In linea con Hall, secondo lo psicologo David Schnarch, attraverso baci, abbracci e coccole -e non attraverso il sesso- si trasmette il vero amore. Grazie a questa forma di affetto, siamo in grado di renderci effettivamente conto della vicinanza interiore o della distanza del nostro partner. Le affettuosità sono infatti in grado di abbattere le nostre barriere, fisiche ed emotive, e di creare un legame di fiducia ed intimità con il partner che a sua volte ci permettere di sentirci liberi a condividere le nostre emozioni più facilmente.

Uno studio recente del Journal of Social and Personal Relationships ha smentito il diffuso pregiudizio sulla poca importanza che gli uomini attribuiscono alle effusioni. Secondo tali risultati, gli uomini considerano le coccole ancora più fondamentali delle donne per la stabilità di coppia e la soddisfazione nel rapporto: carezze, grattini, abbracci e baci sono infatti indispensabili durante un momento di stress o dopo una giornata difficile. Le coccole verso il partner non sono considerate solo un gesto di affettuosità, ma anche un modo per rilassarsi, per distrarsi dai problemi lavorativi, per sciogliere le tensioni – cioè per staccare dalla routine stressante della vita quotidiana e ritrovare tranquillità e serenità.

Tutto questo avviene perché grazie alle coccole, il corpo rilascia maggiori quantità di ossitocina, un ormone che ci fa sentire più romantici e rilassati. L’ossitocina non sono è prodotta dal tocco del nostro partner, ma ispira anche noi stessi ad essere più affettuosi, a toccare e accarezzare – in un circolo virtuoso grazie al quale più veniamo toccati, più sensazioni proviamo, più vogliamo toccare.

…MA COCCOLARE ANCHE SE STESSI.

Coccolare gli altri è un gesto salutare, ma fondamentale è anche coccolarsi, coccolare noi stessi.
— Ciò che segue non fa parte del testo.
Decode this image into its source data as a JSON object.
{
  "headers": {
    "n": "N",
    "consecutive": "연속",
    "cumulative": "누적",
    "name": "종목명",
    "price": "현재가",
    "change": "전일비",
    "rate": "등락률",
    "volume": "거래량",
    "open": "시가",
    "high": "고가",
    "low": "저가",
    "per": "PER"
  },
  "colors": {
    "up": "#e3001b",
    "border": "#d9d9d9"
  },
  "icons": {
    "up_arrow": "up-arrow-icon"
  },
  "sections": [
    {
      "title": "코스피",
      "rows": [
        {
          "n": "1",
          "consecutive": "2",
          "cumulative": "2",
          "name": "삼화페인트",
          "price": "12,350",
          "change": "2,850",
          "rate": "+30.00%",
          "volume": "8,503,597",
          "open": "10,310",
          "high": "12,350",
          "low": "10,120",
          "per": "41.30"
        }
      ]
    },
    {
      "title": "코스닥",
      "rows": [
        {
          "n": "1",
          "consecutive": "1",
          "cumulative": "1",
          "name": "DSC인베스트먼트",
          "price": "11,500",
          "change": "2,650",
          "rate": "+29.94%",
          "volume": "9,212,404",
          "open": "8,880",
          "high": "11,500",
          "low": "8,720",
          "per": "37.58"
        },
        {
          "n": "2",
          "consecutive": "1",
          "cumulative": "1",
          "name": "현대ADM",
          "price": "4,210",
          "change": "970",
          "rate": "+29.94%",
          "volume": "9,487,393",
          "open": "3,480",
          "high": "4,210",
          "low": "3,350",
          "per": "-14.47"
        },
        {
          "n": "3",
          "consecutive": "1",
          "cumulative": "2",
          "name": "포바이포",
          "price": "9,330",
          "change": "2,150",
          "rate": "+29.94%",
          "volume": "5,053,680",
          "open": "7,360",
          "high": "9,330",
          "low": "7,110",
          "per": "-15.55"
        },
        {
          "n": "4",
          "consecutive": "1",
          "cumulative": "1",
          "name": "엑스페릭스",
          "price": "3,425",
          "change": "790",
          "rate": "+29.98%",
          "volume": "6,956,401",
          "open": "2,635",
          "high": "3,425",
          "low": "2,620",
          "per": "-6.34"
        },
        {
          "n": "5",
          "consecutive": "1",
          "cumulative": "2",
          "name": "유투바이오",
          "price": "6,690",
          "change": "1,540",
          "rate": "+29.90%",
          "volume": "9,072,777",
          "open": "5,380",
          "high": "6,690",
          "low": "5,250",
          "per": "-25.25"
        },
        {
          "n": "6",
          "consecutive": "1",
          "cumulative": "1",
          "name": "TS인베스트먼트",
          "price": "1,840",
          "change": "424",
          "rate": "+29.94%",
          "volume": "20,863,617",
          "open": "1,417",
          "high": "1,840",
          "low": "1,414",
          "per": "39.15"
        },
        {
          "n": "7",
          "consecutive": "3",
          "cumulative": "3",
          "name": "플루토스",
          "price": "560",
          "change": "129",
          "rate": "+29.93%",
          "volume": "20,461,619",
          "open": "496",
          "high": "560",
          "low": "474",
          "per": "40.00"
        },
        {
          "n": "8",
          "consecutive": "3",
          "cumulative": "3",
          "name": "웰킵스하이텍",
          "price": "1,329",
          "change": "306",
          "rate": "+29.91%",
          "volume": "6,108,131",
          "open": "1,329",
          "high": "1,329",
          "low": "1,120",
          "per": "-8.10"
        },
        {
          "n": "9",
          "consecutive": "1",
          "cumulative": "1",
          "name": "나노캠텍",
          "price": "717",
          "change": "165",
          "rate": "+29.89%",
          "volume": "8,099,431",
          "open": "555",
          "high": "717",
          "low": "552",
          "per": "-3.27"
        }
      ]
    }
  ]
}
Se non riusciamo a guardarci con rispetto, ad ascoltarci e a riempirci d’amore, con molta difficoltà riusciremo ad occuparci degli altri, a diventare un vaso traboccante d’amore (Giacobbe, 2004) anche per gli altri.

È semplice dire “devi volerti bene”, ma metterlo davvero in atto è più difficile. Volersi bene e coccolarsi può significare per ognuno di noi tante cose diverse: concederci del tempo libero, una passeggiata, un buon libro, una cena con gli amici, un massaggio…

In generale, comunque, volersi bene vuol dire essere alleati di noi stessi: stare a contatto con le nostre emozioni, i nostri ricordi e pensieri, accoglierci senza giudizi. Vuol dire anche accettare i nostri errori, riuscire a perdonarci quando sbagliamo, e autorizzarci a vivere quella serenità che cerchiamo.

Consigli di lettura:

– Giacobbe, G. C. (2004) “Alla ricerca delle coccole perdute. Una psicologia rivoluzionaria per il single e per la coppia” (Ponte alle Grazie).

– Leleu, G. (2001) “Il trattato delle carezze” (Red Edizioni).

– Menard, È. (2014) “Pappa, nanna e tante coccole. Piccole astuzie quotidiane per la cura dei bambini da 2 a 4 anni” (Erickson).